With the rapid development of HA, things seem to break often enough that I need to rebuild my software system or revert to an earlier version to keep running several times a year. I don’t know how many more times I can remove the SSD from my NUC with its fragile connectors to image HAOS directly to it from another computer via a USB to SATA cable. Ubuntu and Windows can be installed from an external drive so it would seem that HAOS could be, too.
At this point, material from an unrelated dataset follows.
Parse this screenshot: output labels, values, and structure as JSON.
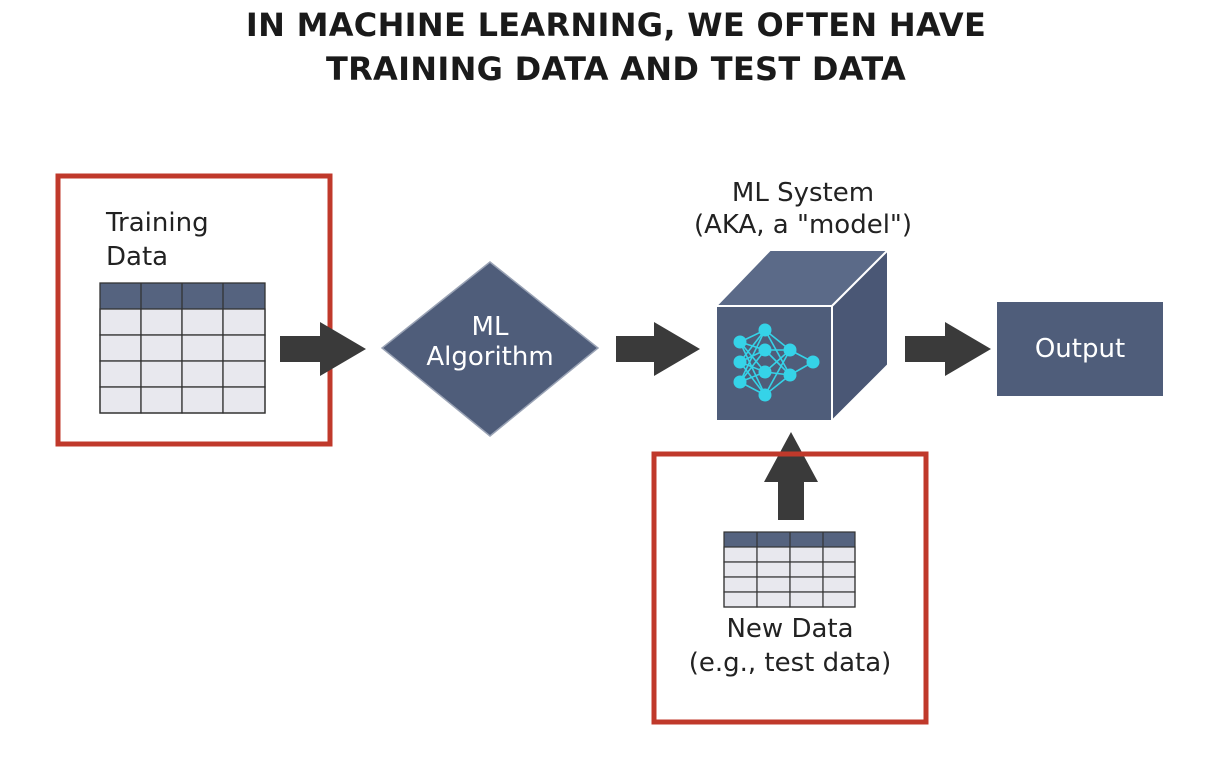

In fact, it is on the Nabu Casa Blue and Amber boxes so why not on standard x86 machines.

Another way you can image it is by booting into a live distro from external USB storage, and either downloading the HAOS image that you want to deploy, or having it available on the same external boot device.
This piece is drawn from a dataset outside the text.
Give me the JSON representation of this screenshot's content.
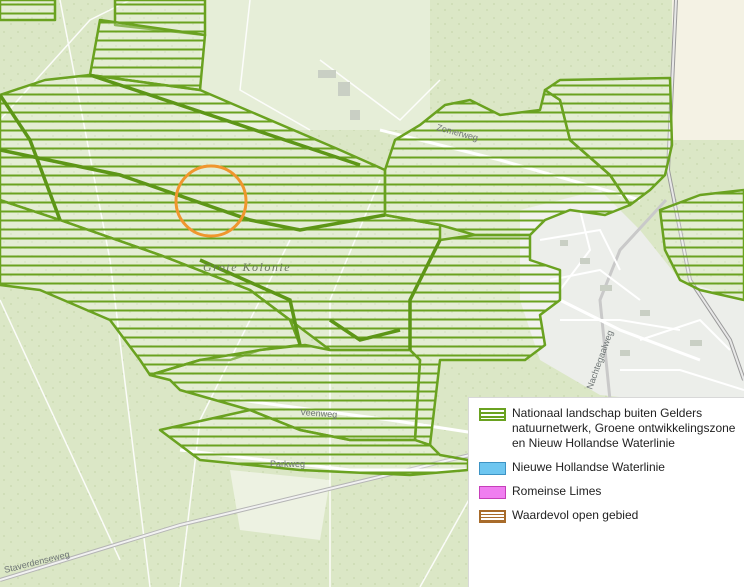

For example, you can create a live Ubuntu install with persistence on a USB flash drive, pop the HAOS image on there, and keep that handy for when you need to re-flash. From within Ubuntu, you can use the gnome disk utility or something like Etcher to write your image.

If the OS is not totally broken, you can downgrade it via the CLI.

Thanks, I now see that the instructions have been updated at Generic x86-64 - Home Assistant , method 2 to do exactly as you recommend: boot the NUC from a USB stick containing a “live” installation of Ubuntu Linux and from there download the HA OS installation package and flash it to the NUC’s installed SSD with Balena Etcher.

I’ve used this method to flash an x86 thin client that has non-removable eMMC. It’s a handy thing to have in your tools arsenal. Also, if you want to be able to easily add/change your bootable tools, check out Ventoy. It allows you to boot many ISOs and adding them to the boot menu is not necessary - you just copy the ISO to the drive that Ventoy is installed on.

Hope this works out for you :slight_smile:

I do think that there should be an x86 installer for HAOS that can boot from USB/ISO.

I would maybe look at DietPi as an example - it appears that they just use CloneZilla to create a super simple ‘installer’ that deploys an image of DietPi. I imagine that it would be fairly straight forward to do the same for HAOS. There are probably simpler ways of doing it, but this is the first thing that came to mind.

I reckon this would be good for both newcomers and experienced users. For the latter, it could be a nice time-saving tool.

Any thoughts on this?

I think Home Assistant should offer a single package that would be downloaded to a USB drive for a one-step intallation of HAOS on a bare metal x86-64 machine or to write over any existing OS on such a machine. Since Windows and Ubuntu do that, I know that the tools exist but I don’t know enough to recommend a particular one.

My view is that we in the open source, open standards, local control, own-your-own-data home automation community are in an existential battle with the Big Tech companies who want just the opposite. We’re beating them in the variety of devices we can connect to and in the extent of communication, control, and computation tasks we can perform, but we’re lagging in some areas of ease of use. Mind you, the HA operating UI is both easy to use and easy to configure, and HA keeps improving its ease of configuration and programing. In fact, I switched to HA from openHAB 3 years ago for exactly these reasons. But some installation and configuration tasks are still challenging. Selling controllers with HA pre-installed is a great advancement and a big help but, with the rapid improvement and proliferation of computers, there will always be users like us who will want to use a different computer. So it should not merely be possible for a skilled hobbiest to use other computers for Home Assistant, it should be easy for a person with only basic computer skills, just like it is to install Windows or Linux on them.

FYI, DietPi installation is exactly like you describe - boot from install media, agree to a prompt, it clears the target disk, then it deploys its image. Interestingly, they appear to have HA in their CLI quick package installer, though I’ve never tried it.

The nuke-and-replace install method definitely has its place, and it does seem like HAOS is an appropriate example. I think as long as the raw images are still provided for those who prefer a manual approach, a simplified ‘installer’ would be a pretty awesome addition.

I did look at OpenHAB too a while back, and went with HA. I want to look at OpenHAB again at some point, but HA seemed like the less time consuming choice. Ironically, I got sucked into it hard, so not much time saved :slight_smile: but of course, in a good way.